MatchIt on Big Data - Horizontal data split on exact variables

kosukeimai / MatchIt

R package MatchIt

210 stars 43 forks source link

MatchIt on Big Data - Horizontal data split on exact variables #66

Closed nchemine closed 3 years ago

nchemine commented 3 years ago

I am using MatchIt on big data (2 mio records), so it does not run in one go. I need to split up my dataset into subsets (based on values of my exact variables) and run iterations of MatchIt on these subsets to make it work. It would be really great if MatchIt could do that automatically (or allow for users to specify that) - that would be an immense improvement in terms of computing efficiency!

Also, I am looking for a way to re-combine all my different MatchIt outputs (each run on a subset of my data) and do not know how to do that - any help would be greatly appreciated!!

Thank you for your great work!

ngreifer commented 3 years ago

So funny you asked, both of these features are available in the development version of MatchIt on my GitHub. With nearest neighbor matching, when an argument to exact is specified, matching takes place seperately within each level of the exact matching variables, which will speed up execution. I have plans to allow this to be parallelized, too, but I haven't implemented that yet. Also, if you match separately within subgroups (i.e., using different calls to matchit()), you can now use a special rbind() method to bind the several match.data() outputs together into a single output for effect estimation. You do still have to assess balance within each matchit object separately, though, as these cannot be combined. You can be clever and use the rbind() output with cobalt if you retain the unmatched units in the match.data() calls.

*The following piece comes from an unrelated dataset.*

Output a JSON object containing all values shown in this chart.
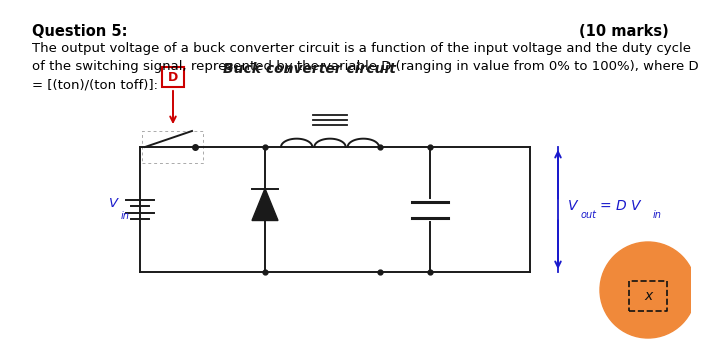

To install the devlopment version on my GitHub, you can run devtools::install_github("ngreifer/MatchIt").

nchemine commented 3 years ago

Hello Noah,

This is amazing!! Thank you so much! I have tried it this morning and it has worked brilliantly indeed. I am just wondering what the implications are of using this development version. I am doing professional biomedical data analysis and need to be sure the results are correct. Is there anything I should be aware of? When do you plan to release this feature into the "publicly available" version? Thank you very much again and kind regards,Nathalie Op vrijdag 30 april 2021 05:04:10 CEST schreef Noah Greifer @.***>:

So funny you asked, both of these features are available in the development version of MatchIt on my GitHub. With nearest neighbor matching, when an argument to exact is specified, matching takes place seperately within each level of the exact matching variables, which will speed up execution. I have plans to allow this to be parallelized, too, but I haven't implemented that yet. Also, if you match separately within subgroups (i.e., using different calls to matchit()), you can now use a special rbind() method to bind the several match.data() outputs together into a single output for effect estimation. You do still have to assess balance within each matchit object separately, though, as these cannot be combined. You can be clever and use the rbind() output with cobalt if you retain the unmatched units in the match.data() calls.

To install the devlopment version on my GitHub, you can run devtools::install_github("ngreifer/MatchIt").

— You are receiving this because you authored the thread. Reply to this email directly, view it on GitHub, or unsubscribe.

ChristelSwift commented 3 years ago

Hi Noah, is this new feature implemented from MatchIt 4.2.0? I'm trying optimal pair matching with exact matching on some selected variables, and mahalanobis distance on other variables.

I can't get it to work with the full dataset which has about 500k rows (of which about 150k are in the treated group), i keep running out of memory.... Do i have to use a specific syntax for the matching to take place separately in each level of the exact matching variables? I'm currently using something like this:

match1 <- matchit(
  experiment_group ~ .,
  method = "optimal", 
  mahvars = ~ age + children + comedy + drama + ents + factual + learning + music + news + sport , 
  exact = c("gender", "acorn_category", "hf"),
  data = db
)

ngreifer commented 3 years ago

Yes, that is a feature in 4.2.0, but only for nearest neighbor matching. Exact matching with optimal matching is handled by the optmatch package, which may not be able to handle such a large dataset. The ability to handle large datasets is an advantage of nearest neighbor over optimal matching. By setting verbose = TRUE with method = "nearest" you can also track the progress within each category of the exact variables. In general, nearest neighbor and optimal matching yield similar results, so you aren't losing anything by using nearest neighbor.

ChristelSwift commented 3 years ago

thank you so much for such a prompt reply, i'll try nearest!